I know my Rudolph! It wasn’t “Abandoned Toys,” it was “The Island of Misfit Toys,” I know! But despite the fact that some guys are told that they are misfits, what with being accused of sex addiction or perversion, for the most part, there’s nothing wrong with them. They’re not misfits, they’re simply abandoned. (And, yes, I also realize I’m mixing metaphors!)

This may sound like I’m addressing a mere stereotype, but there is some truth to the idea that prior to marriage, and even in the beginning of marriage, many women/wives ARE sexual with their boyfriends, fiances and new husbands. But all too often, something changes in the marriage, and this plaything, her “toy”, is set aside, and left feeling abandoned.

But wait, there is hope, isn’t there? After all, in that Downton Abbey episode, Mary realized what she had done, and went to look for Matthew (that’s his name, for future reference). But she found that, for her, for that evening, it was too late. He left, prompting the comment that leads this post.

Hope Deferred….

Since I’m mixing memes, tropes, stereotypical roles, or what-have-you, let me play with yet another. For many wives, stereotypically, libido comes roaring back in their 40’s or 50’s, and they are now, finally, ready to play. For many wives, whether it be the onset of menopause and not having to worry about getting pregnant, or not having to worry about kids around, the stresses that dampened libido are gone, and now, with pressure released, libido returns. But all too often, the toy is damaged, badly damaged, and is no longer available, and she discovers Lord Grantham’s statement to be true: the toy won’t always “still be there.”

Yes, there is hope, as I said above. Thankfully, there are many stories and testimonies of marriages in which there has been a transformation. These testimonies tell how, after one or two, even three decades, marriages that have been characterized by gatekeeping and/or refusal have been changed and transformed. Several bloggers that I follow tell of the changes in their marriages. So, yes, all these testimonies tell of the experience of being able to return and find the toy that they had set down, that it was still there for them, that there is hope.

But nothing is guaranteed, is it? Yes, those wives did experience God’s grace in their marriages. I know of at least two in which the wives asked their husbands for forgiveness, confessing that their refusal was sin, and exhibited repentance. The two that I am thinking of, specifically, had the same experience, down to even the same words of forgiveness from their husbands: “There is nothing to forgive,” followed by restored intimacy and connection.

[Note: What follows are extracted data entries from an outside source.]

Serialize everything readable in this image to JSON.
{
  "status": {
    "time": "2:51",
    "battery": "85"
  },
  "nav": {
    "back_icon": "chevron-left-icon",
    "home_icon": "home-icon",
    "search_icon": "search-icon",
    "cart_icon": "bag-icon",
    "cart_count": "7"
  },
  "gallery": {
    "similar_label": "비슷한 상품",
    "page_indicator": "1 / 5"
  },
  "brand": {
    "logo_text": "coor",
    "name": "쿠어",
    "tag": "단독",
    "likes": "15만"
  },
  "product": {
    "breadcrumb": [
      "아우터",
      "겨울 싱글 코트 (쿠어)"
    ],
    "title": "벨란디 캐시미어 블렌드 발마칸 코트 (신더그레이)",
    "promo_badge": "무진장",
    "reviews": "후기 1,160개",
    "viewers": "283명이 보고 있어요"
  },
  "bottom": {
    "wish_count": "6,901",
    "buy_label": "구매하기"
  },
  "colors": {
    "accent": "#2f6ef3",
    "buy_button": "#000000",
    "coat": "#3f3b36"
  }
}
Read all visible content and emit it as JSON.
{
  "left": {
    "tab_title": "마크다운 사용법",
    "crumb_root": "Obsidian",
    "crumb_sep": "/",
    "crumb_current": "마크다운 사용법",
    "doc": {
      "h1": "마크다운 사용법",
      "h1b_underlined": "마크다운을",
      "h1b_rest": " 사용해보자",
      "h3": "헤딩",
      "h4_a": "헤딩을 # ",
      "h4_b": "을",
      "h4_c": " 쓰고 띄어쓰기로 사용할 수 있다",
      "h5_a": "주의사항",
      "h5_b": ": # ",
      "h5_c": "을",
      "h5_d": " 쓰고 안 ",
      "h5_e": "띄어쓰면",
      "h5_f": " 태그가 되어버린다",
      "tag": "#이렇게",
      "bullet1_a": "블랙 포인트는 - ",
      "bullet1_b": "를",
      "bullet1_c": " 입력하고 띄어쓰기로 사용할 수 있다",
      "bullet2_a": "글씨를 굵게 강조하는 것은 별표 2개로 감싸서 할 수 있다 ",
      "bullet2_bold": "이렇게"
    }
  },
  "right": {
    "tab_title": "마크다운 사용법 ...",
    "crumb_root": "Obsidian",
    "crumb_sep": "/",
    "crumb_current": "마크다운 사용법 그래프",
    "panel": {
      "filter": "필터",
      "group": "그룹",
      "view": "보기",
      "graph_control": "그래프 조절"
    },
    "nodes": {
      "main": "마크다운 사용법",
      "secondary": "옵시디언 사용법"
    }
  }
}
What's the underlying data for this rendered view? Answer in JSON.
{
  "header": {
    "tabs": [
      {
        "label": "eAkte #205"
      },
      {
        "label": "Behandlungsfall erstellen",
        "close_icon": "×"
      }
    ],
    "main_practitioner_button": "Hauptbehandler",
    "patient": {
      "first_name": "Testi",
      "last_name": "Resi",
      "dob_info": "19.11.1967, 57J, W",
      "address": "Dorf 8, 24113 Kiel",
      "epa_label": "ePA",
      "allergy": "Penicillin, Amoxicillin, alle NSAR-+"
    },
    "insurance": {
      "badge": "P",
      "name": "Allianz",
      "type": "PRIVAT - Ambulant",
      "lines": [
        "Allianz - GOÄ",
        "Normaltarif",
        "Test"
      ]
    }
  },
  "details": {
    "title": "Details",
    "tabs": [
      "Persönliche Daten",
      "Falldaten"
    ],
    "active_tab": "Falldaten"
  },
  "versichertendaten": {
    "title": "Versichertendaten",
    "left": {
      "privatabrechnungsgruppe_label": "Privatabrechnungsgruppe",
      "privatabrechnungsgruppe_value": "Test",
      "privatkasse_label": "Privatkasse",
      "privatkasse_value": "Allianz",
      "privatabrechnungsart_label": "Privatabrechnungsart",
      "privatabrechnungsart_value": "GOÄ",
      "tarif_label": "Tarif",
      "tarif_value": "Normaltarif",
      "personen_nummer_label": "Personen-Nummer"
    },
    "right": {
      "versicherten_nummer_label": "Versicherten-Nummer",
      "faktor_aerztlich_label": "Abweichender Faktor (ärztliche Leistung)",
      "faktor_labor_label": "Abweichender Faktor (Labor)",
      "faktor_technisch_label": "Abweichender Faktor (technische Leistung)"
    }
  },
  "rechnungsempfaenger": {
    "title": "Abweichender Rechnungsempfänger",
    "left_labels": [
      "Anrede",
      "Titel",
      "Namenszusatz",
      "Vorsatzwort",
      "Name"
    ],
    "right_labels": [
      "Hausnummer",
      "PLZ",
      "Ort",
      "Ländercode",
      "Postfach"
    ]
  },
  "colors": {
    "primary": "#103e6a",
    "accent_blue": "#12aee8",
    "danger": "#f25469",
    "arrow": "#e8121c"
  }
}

But when you read around and discover the stories of husbands who tell of years upon years of sexual frustration and denial, sometimes you see scripture, unfortunately, fulfilled:

Hope deferred makes the heart sick, …” (Prov. 13:12)

Chris Taylor has a page on Forgiven Wife that she has for husbands to express their sorrow and pain, entitled Your Husband’s Hurt. There is also an older FW post that triggered an outpouring of pain entitled Leaving A Sexless Marriage. That post engendered over 100 comments, from both husbands and wives. Reading through those comments is not a happy task, but it helps to open your eyes as to the the magnitude of pain that sexlessness causes, and just how corrosive it is to the heart.

Be Careful What You Wish For….

You know what kills me in all of this? The number of women who have written to say that they wish that their husbands would somehow lose their libido, that their desire for sex would disappear and would just leave them alone! Guess what? It happens! But it’s not pretty when it does.

This past week, I read the admissions of two different men who tell of no longer desiring their wives. One of them is still experiencing refusal, but he has stopped initiating, and is resorting to stimulation to obtain release. His statement was that he no longer desires to have sex with his wife. Okay, she’s got her wish. 😦

The other man tells of his wife (apparently) being convicted for her refusal, seeing that her 20+ years of denying her husband was wrong. She now wants to make her marriage what God intended it to be, but a new problem has arisen. He says that now, he can’t even get an erection thinking of sex with his wife, and that he has no desire for her sexually. Again, 😦

What kind of odds would you give me if I were say that I am not sanguine about the futures of these two marriages? Several years ago, I heard a marriage podcaster make the statement, “You’re not going to have sex with someone you’re not talking to,” telling husbands that communication with their wives was a key to establishing a healthy sex life. Here’s the thing, though; the inverse of that statement is also true.

Husbands are not going to talk to wives who aren’t having sex with them!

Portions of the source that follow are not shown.